If I have 5 groups arrayed as (1, 2, 3, 4, 5) then I wanted to represent it as certain groups or combonations of groups according to a factorial expression then the combonations get bigger
Group 1x1 = 1,2,3,4,5
Group 2x1 = 12, 23, 45, 13, 14, 15, 21, 24, 25, 31, 32, 34, 35, 41, 42, 43, 45, 51, 52, 53, 54
so the strategy creates a branch systematic branch (easy enough)
12, 13, 14, 15
21, 22, 23, 24
31, 32, 34, 35
41, 42, 43, 45
51, 52, 53, 55
Group 1 + 2x2x1 = (1, 23, 45), (2, 13, 45), (3, 12, 45), (4, 12, 35), (1, 24, 35), (1, 25, 35), (1, 32, 45), (1, 34, 25), (1, 35, 24), ... etc
As you can see when you begin to add factorial sets the comboniations become not so easy to create a mathematic reference to express the terms.
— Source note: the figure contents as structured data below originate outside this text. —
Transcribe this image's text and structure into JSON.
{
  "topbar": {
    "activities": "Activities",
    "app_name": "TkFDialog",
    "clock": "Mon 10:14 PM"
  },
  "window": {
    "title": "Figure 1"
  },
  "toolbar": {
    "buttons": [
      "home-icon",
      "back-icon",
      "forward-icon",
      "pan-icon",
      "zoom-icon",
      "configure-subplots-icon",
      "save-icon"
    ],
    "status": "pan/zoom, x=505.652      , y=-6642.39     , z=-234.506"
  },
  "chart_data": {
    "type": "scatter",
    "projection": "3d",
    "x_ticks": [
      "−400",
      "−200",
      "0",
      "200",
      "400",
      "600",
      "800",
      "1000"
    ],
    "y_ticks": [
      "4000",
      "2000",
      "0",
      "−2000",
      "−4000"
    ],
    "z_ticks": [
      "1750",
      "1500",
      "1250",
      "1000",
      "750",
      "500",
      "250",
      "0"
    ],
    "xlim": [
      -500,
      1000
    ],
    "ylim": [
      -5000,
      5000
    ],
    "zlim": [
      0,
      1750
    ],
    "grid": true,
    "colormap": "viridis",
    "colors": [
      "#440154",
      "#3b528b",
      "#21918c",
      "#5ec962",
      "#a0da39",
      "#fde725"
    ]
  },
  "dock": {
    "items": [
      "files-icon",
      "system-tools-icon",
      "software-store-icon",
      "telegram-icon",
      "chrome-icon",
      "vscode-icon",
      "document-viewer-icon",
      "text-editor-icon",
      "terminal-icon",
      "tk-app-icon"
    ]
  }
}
It gets worst when you get up into a base set > 3 or 4 length.
If I am understanding your question: you want to expressing in a generic terms an algorythm which allows you to create grouping strategies programmatically?
This is a complicated set; and is represented best in calculus; as set theory. Otherwise all your doing is a two dimensional array handling.
the first Array expresses the grouping strategy;
the second Array expresses the grouping elements.
I don't think this is what your being asked to do, because the term "GROUP" in mathematics has a very specific allocation for the term. You should not use the term group; rather express it as a set; set1, set2 if that is what you are doing.
Set1 contains elements of set2; and therefor this is handled with the same mathematics as Sets and unions are expressed. Lookup "Vin Diagrams" and "Union"; avoid using the term group unless you are representing the factor of a set.
http://en.wikipedia.org/wiki/Group_(mathematics)
I think what you are trying to express is the groups within a known set or table; This is on the wikipedia.org example D2.
In which case that means you have to look at the problem like a rubik's cube; and it gets complicated.
I'm working the same problem in javascript; when I am done I might publish it ;). It's very complicated.